We consider that the adoption of these elements will act as a material disincentive to the transfer of SPEs' registered offices.
Q12 Do you have any other comments on the proposal?
Article 6 needs to address, additionally, the issue of acceptable corporate names. As it stands, there would appear to be nothing to prevent an SPE registered in one member state from having the same name as an SPE registered in another member state. Neither does there appear to be anything to prevent an SPE being formed with a name which is already taken by an existing domestic company either in the same state or another state. This situation could cause considerable confusion for consumers and business partners, lead to costly disputes, and conceivably create the conditions for fraud.
We suggest that the best way to avoid such problems would be to establish one single database of SPE names (both for the purposes of this article and article 46 on public inspection). Individual SPEs could still go through the registration process, and technically be registered, in the state in which they are formed, but they would only be registered once the database had been consulted by the registration authority and the proposed name found not to have been taken already by an existing SPE. It would additionally be sensible, in our view, to provide for the possibility that a particular name did not appear on the database because the registration process had been under way at the time. To cover for such eventualities, there should be provision for national registration authorities to require SPEs to change their names if it was later found that an SPE had already been formed with the same name. A system of registration numbers could be useful for this purpose.

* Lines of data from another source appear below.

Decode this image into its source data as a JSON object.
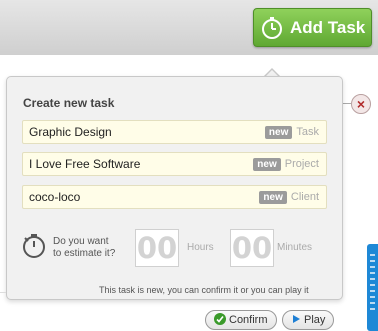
{
  "header": {
    "add_task_label": "Add Task"
  },
  "popover": {
    "title": "Create new task",
    "fields": [
      {
        "value": "Graphic Design",
        "badge": "new",
        "type": "Task"
      },
      {
        "value": "I Love Free Software",
        "badge": "new",
        "type": "Project"
      },
      {
        "value": "coco-loco",
        "badge": "new",
        "type": "Client"
      }
    ],
    "estimate": {
      "label_line1": "Do you want",
      "label_line2": "to estimate it?",
      "hours_value": "00",
      "hours_unit": "Hours",
      "minutes_value": "00",
      "minutes_unit": "Minutes"
    },
    "hint": "This task is new, you can confirm it or you can play it"
  },
  "actions": {
    "confirm_label": "Confirm",
    "play_label": "Play"
  },
  "close_symbol": "×",
  "colors": {
    "add_task_green": "#6bb83b",
    "field_bg": "#fffde8",
    "badge_gray": "#9b9b9b",
    "side_tab_blue": "#1e88d6"
  },
  "icons": {
    "add_task": "stopwatch-icon",
    "estimate": "stopwatch-icon",
    "confirm": "checkmark-icon",
    "play": "play-icon",
    "close": "close-icon"
  }
}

As stated above, we also foresee problems with regard to the adoption of similar names to existing companies formed under national law, either that of the home state or some other state. To address this problem, we suggest that member states should be either entitled (i.e. given the option) or required not to register an SPE with a name that is identical to a corporate name which is already in use by another limited liability entity in any EU state. Such a provision would allow the competent authorities in the different member states to undertake a process of notification, via their web sites, whereby they invited interested parties to object to a proposed new SPE name within a reasonable time period. This would allow, for example, ABC Ltd, incorporated in the UK , to object to the adoption of the name ABC SPE by a company in Italy .
A more general point is that the SPE as envisaged in the proposal would not achieve the drafters' aim of creating a genuinely level playing field. Several matters which will have a material influence on the operation of an SPE will be left to domestic law – accounting, tax, insolvency and directors' duties and liabilities. Thus, the criticism frequently levelled at the Statute on the European Company, namely that it created 27 different version of the SE, may well be targeted in future at the SPE.
We would, however, be in principle happy to see the SPE created and made available for use by businesses as an alternative to existing formats. That being said we do not consider that there will be a substantial take-up of the SPE on the part of UK businesses. The light touch compliance regime which has been adopted in the proposed Regulation is already in operation here and so there is less potential for the SPE to acquire a competitive advantage over domestic alternatives here than may be the case in other member states. It is also the case that, in accordance with the ECJ judgements, UK-registered companies can already conduct their business in any other member state without hindrance.